1 c. yellow (stoneground, if possible) cornmeal
3/4 c. wholewheat or white pastry flour
1/3 c. soy or chickpea flour
1/4 c. sugar
1 tsp. baking powder
3/4 tsp. salt
1/2 tsp. baking soda

WET MIX: PS: if you have no applesauce and/or don't care about the amount of fat, forget the applesauce and just use 1/4 cup of oil or melted non-dairy marge)

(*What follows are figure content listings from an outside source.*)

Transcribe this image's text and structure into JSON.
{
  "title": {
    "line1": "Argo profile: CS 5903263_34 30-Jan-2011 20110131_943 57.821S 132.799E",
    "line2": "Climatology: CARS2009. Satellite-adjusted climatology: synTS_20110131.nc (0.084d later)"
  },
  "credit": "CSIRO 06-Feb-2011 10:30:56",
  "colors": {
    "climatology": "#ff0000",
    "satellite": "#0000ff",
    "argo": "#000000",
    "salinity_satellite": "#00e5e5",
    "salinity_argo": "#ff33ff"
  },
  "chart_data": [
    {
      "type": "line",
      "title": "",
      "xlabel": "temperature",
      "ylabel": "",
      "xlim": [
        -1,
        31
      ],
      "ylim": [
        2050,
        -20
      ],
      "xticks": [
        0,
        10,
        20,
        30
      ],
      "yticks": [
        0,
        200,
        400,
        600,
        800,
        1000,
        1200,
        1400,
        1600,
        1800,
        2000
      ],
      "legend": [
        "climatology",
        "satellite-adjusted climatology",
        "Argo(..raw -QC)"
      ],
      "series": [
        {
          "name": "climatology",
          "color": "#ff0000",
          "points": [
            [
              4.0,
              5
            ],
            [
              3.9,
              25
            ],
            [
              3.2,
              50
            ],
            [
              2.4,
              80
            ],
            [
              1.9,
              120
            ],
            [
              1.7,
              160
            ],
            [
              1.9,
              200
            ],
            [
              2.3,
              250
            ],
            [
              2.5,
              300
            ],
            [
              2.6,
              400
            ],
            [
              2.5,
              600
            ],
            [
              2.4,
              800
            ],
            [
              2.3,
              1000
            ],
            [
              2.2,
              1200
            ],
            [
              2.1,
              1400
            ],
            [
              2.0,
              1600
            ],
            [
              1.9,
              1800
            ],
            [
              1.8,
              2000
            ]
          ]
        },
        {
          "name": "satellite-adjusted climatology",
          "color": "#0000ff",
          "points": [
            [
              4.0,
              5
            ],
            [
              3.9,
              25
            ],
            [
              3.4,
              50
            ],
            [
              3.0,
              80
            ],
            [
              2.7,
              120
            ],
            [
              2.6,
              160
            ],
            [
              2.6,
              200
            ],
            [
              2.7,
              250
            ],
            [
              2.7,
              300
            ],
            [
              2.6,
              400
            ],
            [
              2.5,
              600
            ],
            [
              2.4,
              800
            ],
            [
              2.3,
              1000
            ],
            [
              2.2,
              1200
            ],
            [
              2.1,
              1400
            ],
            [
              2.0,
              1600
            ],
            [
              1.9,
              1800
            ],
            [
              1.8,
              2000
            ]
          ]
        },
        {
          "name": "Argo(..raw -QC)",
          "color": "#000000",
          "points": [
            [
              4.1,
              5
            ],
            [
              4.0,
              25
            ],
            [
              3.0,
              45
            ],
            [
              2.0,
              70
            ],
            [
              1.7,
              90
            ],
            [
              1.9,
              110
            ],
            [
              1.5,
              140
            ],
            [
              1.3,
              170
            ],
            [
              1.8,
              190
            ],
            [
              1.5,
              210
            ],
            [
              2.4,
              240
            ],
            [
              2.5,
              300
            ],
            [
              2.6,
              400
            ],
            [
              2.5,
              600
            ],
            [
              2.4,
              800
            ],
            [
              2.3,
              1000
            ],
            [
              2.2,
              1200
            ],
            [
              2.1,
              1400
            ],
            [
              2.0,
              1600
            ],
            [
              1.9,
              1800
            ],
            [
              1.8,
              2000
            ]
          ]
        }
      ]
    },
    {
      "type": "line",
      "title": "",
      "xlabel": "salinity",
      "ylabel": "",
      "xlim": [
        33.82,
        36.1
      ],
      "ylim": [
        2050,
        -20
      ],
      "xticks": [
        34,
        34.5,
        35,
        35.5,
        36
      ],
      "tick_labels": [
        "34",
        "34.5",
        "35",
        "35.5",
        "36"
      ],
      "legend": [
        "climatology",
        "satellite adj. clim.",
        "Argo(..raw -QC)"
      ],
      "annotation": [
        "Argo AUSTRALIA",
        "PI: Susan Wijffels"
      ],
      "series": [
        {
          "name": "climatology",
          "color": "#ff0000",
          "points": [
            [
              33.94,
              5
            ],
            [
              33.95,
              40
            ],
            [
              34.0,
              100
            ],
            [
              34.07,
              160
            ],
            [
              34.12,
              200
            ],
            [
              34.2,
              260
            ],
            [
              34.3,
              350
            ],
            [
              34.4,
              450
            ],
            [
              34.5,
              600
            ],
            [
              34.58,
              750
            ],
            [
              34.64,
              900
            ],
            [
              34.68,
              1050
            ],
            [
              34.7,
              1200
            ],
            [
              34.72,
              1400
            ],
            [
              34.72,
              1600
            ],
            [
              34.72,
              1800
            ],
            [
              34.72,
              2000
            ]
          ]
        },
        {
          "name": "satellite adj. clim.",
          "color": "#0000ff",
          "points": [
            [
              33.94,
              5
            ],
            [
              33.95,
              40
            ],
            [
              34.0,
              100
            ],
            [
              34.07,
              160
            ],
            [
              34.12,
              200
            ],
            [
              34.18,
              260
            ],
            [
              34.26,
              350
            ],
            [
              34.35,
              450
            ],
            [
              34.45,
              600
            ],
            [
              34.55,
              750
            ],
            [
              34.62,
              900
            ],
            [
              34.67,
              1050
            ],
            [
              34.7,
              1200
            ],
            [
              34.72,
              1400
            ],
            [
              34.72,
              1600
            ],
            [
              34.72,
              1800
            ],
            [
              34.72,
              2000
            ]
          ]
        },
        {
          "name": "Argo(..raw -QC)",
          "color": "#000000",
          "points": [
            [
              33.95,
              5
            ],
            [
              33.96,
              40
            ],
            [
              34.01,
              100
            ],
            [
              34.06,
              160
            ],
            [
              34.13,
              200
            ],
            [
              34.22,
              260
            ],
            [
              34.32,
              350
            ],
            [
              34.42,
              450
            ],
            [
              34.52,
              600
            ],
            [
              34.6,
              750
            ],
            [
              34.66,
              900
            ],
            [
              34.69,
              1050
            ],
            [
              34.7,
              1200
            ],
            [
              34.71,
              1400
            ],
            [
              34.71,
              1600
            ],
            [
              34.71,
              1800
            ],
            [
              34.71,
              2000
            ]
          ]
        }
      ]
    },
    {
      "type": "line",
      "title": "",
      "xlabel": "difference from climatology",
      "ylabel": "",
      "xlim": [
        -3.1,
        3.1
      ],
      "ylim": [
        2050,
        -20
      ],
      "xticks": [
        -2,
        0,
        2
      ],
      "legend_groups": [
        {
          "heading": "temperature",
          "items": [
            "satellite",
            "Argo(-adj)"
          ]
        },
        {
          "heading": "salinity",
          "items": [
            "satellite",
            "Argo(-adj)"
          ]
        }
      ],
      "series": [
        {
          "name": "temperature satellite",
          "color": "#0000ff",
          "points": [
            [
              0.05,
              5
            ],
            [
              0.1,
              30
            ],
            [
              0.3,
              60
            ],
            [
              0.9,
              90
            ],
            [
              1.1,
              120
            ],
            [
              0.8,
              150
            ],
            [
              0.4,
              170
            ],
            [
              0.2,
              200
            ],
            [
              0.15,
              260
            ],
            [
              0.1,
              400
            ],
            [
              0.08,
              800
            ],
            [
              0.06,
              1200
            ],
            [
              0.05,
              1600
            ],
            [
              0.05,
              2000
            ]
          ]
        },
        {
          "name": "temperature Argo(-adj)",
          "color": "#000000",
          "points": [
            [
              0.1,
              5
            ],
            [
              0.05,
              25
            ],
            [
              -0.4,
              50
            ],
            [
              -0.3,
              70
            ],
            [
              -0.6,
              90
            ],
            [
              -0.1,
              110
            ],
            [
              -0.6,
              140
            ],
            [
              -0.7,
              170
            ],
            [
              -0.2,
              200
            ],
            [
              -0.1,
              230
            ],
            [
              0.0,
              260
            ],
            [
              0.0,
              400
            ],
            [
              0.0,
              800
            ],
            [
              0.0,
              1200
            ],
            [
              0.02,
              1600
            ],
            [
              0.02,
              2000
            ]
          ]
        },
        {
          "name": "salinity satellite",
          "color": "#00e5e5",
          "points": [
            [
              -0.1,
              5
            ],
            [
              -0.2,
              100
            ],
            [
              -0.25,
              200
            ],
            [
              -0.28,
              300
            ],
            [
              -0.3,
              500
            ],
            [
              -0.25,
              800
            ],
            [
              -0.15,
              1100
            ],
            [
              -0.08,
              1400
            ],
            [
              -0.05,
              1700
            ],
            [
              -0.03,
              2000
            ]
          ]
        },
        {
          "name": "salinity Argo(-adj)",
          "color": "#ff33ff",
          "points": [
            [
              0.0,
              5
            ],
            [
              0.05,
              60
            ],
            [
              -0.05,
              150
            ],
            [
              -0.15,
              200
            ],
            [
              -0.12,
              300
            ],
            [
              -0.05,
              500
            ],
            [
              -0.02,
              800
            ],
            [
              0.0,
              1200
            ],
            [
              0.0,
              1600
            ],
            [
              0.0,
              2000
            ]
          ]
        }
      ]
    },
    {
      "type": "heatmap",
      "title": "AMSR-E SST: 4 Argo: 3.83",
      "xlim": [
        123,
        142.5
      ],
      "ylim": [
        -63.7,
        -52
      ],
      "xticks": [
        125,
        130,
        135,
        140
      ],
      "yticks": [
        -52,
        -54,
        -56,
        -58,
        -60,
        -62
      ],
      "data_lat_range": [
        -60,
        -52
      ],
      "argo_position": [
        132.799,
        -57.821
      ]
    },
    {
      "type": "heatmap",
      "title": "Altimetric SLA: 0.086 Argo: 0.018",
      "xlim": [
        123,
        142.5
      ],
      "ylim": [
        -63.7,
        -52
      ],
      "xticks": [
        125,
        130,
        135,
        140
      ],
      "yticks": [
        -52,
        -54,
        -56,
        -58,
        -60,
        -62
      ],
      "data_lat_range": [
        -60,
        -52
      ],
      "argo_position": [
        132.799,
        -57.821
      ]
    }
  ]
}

1 T. lemon juice with nondairy milk to make 1 and 1/4 c.
1/4 C. unsweetened smooth applesauce
2 T. oil or melted non-dairy margarine

Oil a 10" cast iron skillet and place it in the oven while you heat it up to 375 degrees F. Whisk the dry Mix ingredients together in a medium bowl. Whisk or blend the wet Mix ingredients together and add to the Dry Mix. Mix briefly and pour into the hot skillet. Bake 20 minutes.

KleoPatra said...

Look at that pita bread PUFF up. That is SO cool...

urban vegan said...

Looks like a pocket full of fun.

bethy said...

If you make the zatar pita, try cutting up some ripe pears, mixing them with a little agave syrup (I used to use honey) Sooo good!

Anonymous said...

Any way of making the pita bread gluten free? I really miss pita bread! I know that GF bread flour is out there, and white GF flour (I would prefer to use wholegrain though)
Would simply replacing the flours work?

Bryanna Clark Grogan said...

Anonymous, I have never made gluten-free pita bread, but this sounds and looks promising:

I googled "gluten-free pita" (in quotes" and found that one right away. Sounds like she knows what she's doing!

Corrin Radd said...

Used your wholewheat no knead dough to make these today and loved them. So easy and so good!

Bryanna Clark Grogan said...

Fantastic, Corrin! I love that dough, too!